SPD-Nachwuchs fordert grundlegenden Umbau des Sozialstaates

Im Richtungsstreit innerhalb der SPD plädiert ein Kreis von Nachwuchspolitikern um die designierte Vize-Vorsitzende Ute Vogt für einen grundsätzlichen Umbau des Sozialstaates. In einem Papier mit dem Titel "Die neue SPD: Menschen stärken, Wege öffnen", das der ZEIT vorliegt, werden die derzeitigen, "reaktiven" Sozialsysteme in Deutschland als "zu unbeweglich" bezeichnet. "Unser Ziel ist der vorsorgende, aktivierende und investive Sozialstaat, der – wo immer möglich – Probleme verhindert, bevor sie entstehen", heißt es in dem Papier. Seine Qualität bemesse sich "nicht an der Masse des Geldes, das umverteilt wird". Deshalb verlangen die Autoren: "Die direkten Transferzahlungen des Staates an Einzelne müssen überprüft und zurückgeführt werden zugunsten von Investitionen in den Bildungshaushalt."

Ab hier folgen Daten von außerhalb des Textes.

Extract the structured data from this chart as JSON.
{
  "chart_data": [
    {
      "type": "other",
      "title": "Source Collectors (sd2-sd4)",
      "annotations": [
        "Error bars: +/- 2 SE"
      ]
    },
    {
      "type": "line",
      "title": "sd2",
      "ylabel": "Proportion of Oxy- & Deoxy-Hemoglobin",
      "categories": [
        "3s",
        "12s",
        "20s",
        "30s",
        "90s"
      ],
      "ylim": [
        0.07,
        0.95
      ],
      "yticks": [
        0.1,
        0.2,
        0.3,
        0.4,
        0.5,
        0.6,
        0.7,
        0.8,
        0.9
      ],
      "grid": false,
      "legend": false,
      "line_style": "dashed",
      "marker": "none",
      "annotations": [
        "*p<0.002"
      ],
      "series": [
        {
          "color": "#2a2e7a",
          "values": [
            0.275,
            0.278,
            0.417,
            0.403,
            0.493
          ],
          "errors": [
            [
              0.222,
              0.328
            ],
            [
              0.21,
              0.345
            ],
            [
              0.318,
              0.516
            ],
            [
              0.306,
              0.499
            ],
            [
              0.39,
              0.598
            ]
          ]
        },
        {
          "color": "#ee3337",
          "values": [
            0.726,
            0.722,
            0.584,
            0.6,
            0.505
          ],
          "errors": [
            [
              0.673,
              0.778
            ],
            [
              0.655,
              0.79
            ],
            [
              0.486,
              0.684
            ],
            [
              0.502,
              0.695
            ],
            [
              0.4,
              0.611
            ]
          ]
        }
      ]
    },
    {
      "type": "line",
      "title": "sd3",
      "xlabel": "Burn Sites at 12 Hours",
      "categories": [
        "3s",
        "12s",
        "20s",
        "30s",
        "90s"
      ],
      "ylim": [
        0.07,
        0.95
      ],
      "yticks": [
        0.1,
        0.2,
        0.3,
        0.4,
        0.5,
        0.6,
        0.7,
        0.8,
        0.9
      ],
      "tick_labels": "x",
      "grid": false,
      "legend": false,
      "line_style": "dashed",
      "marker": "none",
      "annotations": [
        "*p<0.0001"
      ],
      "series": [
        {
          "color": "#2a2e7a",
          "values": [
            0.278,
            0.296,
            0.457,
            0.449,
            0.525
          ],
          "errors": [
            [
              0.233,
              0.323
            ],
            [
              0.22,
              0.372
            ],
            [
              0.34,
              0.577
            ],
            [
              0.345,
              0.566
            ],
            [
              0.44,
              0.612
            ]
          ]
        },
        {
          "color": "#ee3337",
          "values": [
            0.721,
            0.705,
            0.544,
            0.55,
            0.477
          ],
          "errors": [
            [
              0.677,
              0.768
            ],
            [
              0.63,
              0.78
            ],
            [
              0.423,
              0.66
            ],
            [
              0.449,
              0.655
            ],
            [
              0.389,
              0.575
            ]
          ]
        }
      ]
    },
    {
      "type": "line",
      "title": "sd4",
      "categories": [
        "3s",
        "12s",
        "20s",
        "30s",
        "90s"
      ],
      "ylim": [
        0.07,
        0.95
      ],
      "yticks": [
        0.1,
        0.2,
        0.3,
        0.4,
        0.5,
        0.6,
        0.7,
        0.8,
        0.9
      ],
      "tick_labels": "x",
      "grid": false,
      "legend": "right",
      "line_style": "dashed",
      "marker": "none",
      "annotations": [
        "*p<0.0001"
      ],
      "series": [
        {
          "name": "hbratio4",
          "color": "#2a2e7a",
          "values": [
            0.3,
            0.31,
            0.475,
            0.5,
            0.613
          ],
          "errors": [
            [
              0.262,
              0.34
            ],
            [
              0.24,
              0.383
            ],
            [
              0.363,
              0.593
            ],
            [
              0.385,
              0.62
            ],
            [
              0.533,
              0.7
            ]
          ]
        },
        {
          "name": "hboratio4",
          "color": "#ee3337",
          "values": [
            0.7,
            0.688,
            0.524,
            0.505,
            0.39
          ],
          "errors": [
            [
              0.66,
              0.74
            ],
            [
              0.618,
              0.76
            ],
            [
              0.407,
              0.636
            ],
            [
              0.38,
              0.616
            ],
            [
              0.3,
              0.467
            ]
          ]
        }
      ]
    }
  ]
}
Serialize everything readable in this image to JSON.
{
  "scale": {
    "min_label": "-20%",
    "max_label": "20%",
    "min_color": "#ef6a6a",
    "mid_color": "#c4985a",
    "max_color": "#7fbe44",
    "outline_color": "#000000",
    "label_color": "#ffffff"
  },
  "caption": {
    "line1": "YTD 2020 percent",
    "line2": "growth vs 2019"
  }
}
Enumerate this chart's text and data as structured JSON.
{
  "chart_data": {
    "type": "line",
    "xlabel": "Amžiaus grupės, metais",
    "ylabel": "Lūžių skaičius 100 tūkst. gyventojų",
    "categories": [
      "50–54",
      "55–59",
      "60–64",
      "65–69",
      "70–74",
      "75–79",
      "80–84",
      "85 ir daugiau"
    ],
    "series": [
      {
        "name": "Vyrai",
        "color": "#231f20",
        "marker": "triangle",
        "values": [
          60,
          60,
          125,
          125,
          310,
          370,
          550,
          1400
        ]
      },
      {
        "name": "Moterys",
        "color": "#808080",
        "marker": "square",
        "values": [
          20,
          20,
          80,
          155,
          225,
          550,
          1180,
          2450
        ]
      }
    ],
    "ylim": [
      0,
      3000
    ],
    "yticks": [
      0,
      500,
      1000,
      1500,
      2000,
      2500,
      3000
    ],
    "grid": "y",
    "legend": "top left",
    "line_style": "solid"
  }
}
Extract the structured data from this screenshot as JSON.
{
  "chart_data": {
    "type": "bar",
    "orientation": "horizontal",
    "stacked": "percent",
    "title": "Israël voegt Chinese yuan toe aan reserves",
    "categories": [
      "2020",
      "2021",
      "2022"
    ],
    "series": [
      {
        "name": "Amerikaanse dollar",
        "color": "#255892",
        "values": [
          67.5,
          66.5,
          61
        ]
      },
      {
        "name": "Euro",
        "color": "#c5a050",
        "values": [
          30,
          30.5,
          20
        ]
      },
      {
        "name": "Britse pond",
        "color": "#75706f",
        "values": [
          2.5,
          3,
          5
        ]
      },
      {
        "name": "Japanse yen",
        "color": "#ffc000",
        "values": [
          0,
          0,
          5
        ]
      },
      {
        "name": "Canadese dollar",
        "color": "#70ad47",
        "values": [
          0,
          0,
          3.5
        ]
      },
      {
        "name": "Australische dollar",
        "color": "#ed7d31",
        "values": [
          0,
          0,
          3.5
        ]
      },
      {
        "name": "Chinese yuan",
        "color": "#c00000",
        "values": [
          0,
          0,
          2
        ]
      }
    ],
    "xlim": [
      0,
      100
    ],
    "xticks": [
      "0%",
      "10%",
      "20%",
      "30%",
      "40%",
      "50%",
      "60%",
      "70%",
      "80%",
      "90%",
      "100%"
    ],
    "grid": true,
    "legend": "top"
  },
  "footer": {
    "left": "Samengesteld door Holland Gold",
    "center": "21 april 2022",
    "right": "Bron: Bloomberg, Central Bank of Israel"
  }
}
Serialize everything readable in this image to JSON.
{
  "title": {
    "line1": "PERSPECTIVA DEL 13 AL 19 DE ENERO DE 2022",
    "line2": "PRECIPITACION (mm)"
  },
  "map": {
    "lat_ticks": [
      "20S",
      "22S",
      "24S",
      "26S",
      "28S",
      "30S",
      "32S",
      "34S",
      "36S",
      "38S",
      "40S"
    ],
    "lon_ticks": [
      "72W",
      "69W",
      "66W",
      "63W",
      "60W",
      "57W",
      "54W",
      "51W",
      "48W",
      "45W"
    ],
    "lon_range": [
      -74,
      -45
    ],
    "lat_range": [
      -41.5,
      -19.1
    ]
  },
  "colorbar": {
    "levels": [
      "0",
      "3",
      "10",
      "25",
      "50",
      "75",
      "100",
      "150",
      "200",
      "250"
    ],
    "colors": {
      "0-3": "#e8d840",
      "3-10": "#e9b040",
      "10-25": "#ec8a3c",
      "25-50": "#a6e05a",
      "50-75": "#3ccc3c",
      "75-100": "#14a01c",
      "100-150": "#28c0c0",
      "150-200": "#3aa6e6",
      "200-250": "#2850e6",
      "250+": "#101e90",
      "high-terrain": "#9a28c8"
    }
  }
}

Das 44-seitige Grundsatzpapier wurde von einem Kreis aus Bundestagsabgeordneten des Netzwerks Berlin sowie dem niedersächsischen Fraktionsvorsitzenden Sigmar Gabriel erarbeitet. Zu den Unterzeichnern gehören auch der ehemalige Verkehrsminister Kurt Bodewig, der Staatsminister im Auswärtigen Amt, Hans Martin Bury, Forschungsstaatssekretär Christoph Matschie und die Parlamentarische Geschäftsführerin der SPD-Bundestagsfraktion, Nina Hauer.

Arbeitszeitforscher Bosch: Länger arbeiten bringt nichts

Nach Ansicht des Arbeitszeitexperten Gerhard Bosch würde eine Verlängerung der Wochenarbeitszeit gegenwärtig weder das Wachstum stärken noch neue Arbeitsplätze schaffen. "Wir haben doch ungenutzte Arbeitszeit und Arbeitskraft im Überfluss, das zeigt die hohe Arbeitslosenrate", sagt Bosch der ZEIT. Würde in der derzeit schwachen Konjunktur die Arbeitszeit kollektiv erhöht, würden Beschäftigte "entweder untätig herumstehen, weil niemand noch mehr Waren braucht – oder sie würden entlassen".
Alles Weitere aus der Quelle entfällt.